Last October, I began working with Aseracare Hospice. My job title is Spiritual Care Coordinator and the job description is to care for the souls of the dying, their family, and to support and love my hospice team. This job, due to the nature of hospice, is challenging and I am constantly searching for different methods of offering hope to my patients and their families in the midst of their despair.
Today, during the Covid-19 pandemic, more than ever those who are on hospice and their families are facing uncertain times are in desperate need of real refreshment for their souls. Many, especially those in nursing homes, are in quarantine to protect them from the virus. Because of this, they are isolated from their families. A secondary issue is each hospice worker is also facing uncharted territory and needs the same sustenance for their souls and infusion of hope instead of despair.
This morning, while doing my quiet time before work, I came across an old Puritan prayer focused on peril. To be in peril means to be in serious or immediate danger and in light of the current condition of our world, it feels like we are all in a perilous place.
As I read this prayer, I thought about how it might minister to my hospice patients and my co-workers if I removed the archaic English language. However, as I wrote this prayer out to share with others, I found it ministered powerfully to my uneasy spirit. During this difficult time, I hope this prayer soothes your soul and causes you to find your rest in Him.
Sovereign Controller of the Universe,
I am ashamed to say doubts harass me, fears of unbelief surround me, and I feel the heavyweight of spiritual darkness. My heart is full of evil assumptions and is so ruffled I am unable to act in faith at all.
Where is my heavenly Pilot?
Have I have lost my grip on the Rock of Ages?
I sink in deep mire beneath the storms and waves of this present age and into horror and unspeakable distress.

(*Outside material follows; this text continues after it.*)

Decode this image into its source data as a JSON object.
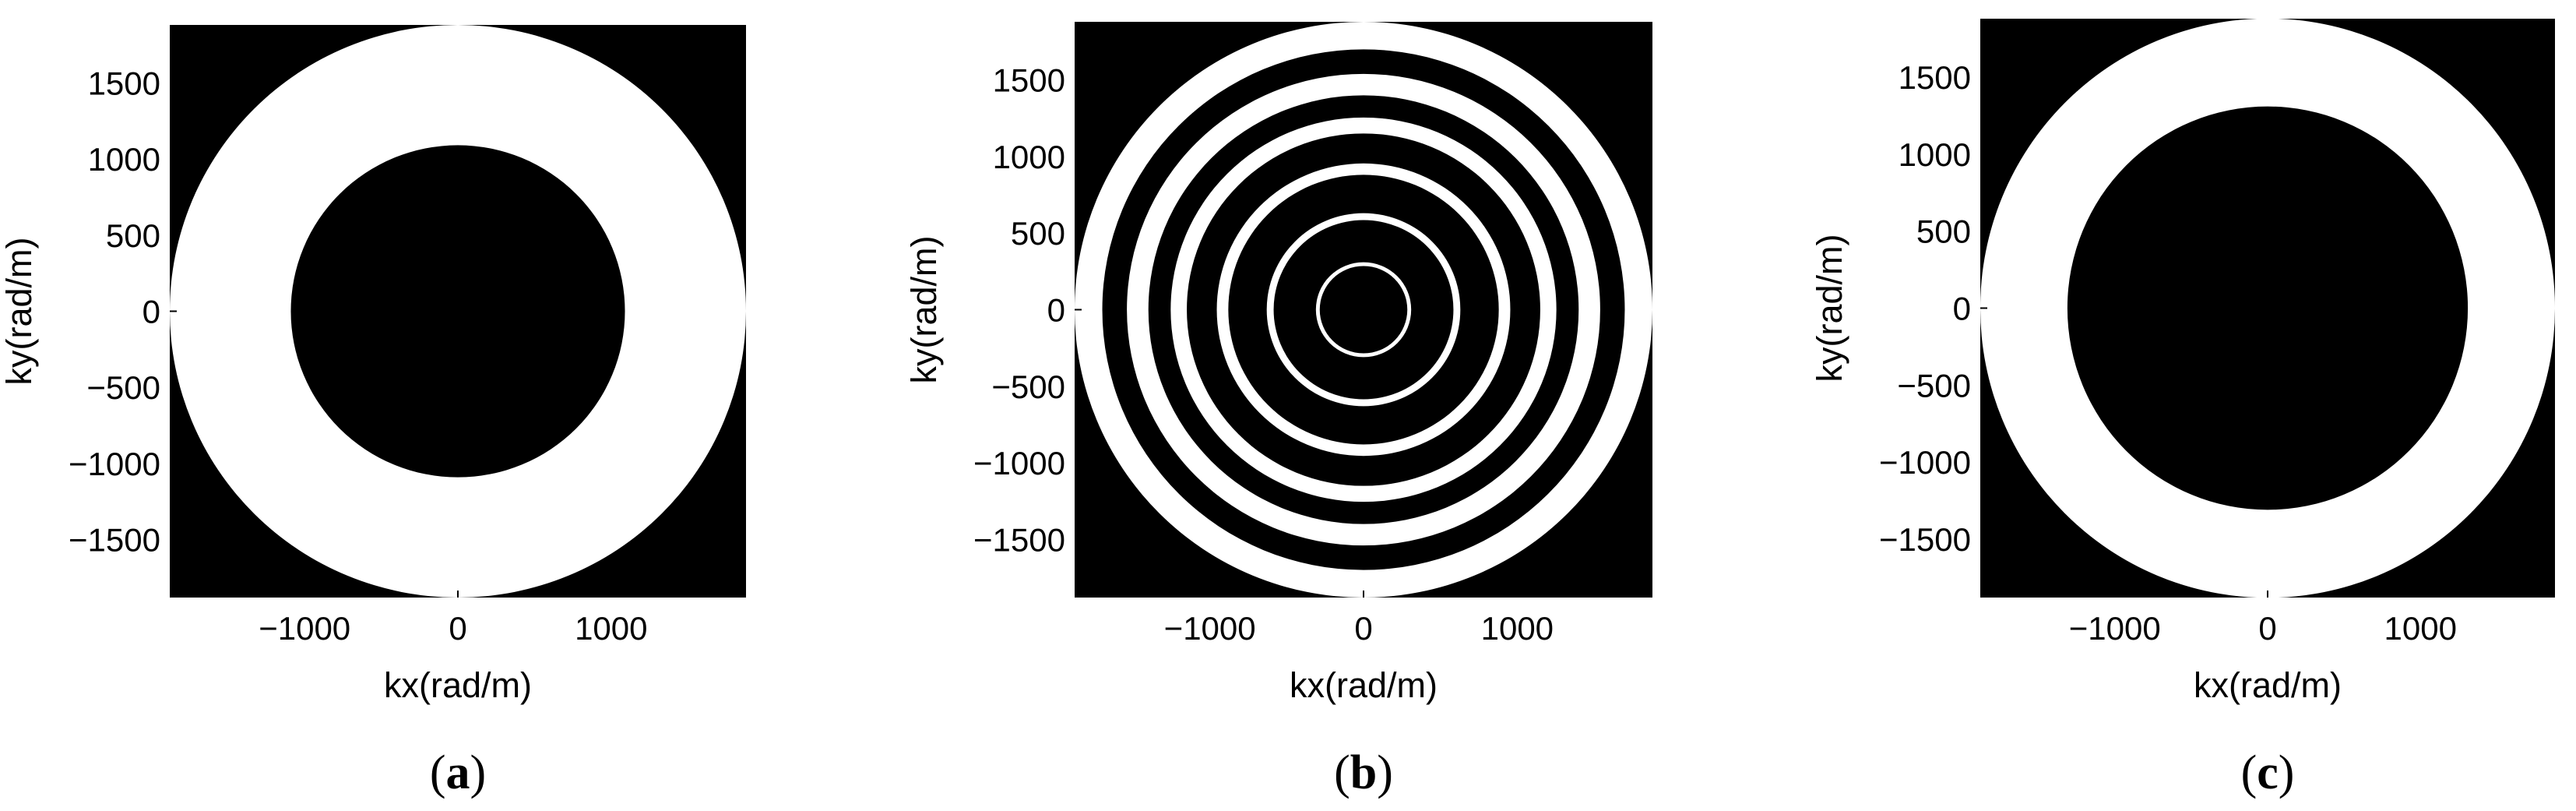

Help me. O Lord, to throw myself totally upon You, for better or for worse. Give me peace of soul, confidence, and a wide-open space to know that morning joy comes after the night of heaviness.
Water my soul generously with heavenly blessings;
Change me so I welcome your humbling in private so I can worship You in public.
Give me a mountain top experience with You that is as high as my valley is low.
Your Grace can melt the icy heart of the worst sinner, and I am just as vile. Still, You have made me a monument of mercy, a trophy of Your redeeming power. In my deep distress, don’t let me forget this.
All-wise God, Your never-failing providence orders every event in my life.
It sweetens every fear, reveals the evil lurking in what seems good, brings real good from that which seems evil, makes what I set my heart on not satisfying, and shows me what a short-sighted creature I really am. Teach me to live by faith upheld by You!
Out of my sorrow and night—give me the name Naphtali “satisfied with favor”. Help me to love You with a child-like love and walk worthy of my heavenly heritage.
Amen.
This was rewritten from the prayer entitled Peril found in the classic book edited by Arthur Bennet called The Valley of Vision. It contains meditations and petitions penned by Richard Baxter, John Bunyan, Isaac Watts, and Charles Spurgeon.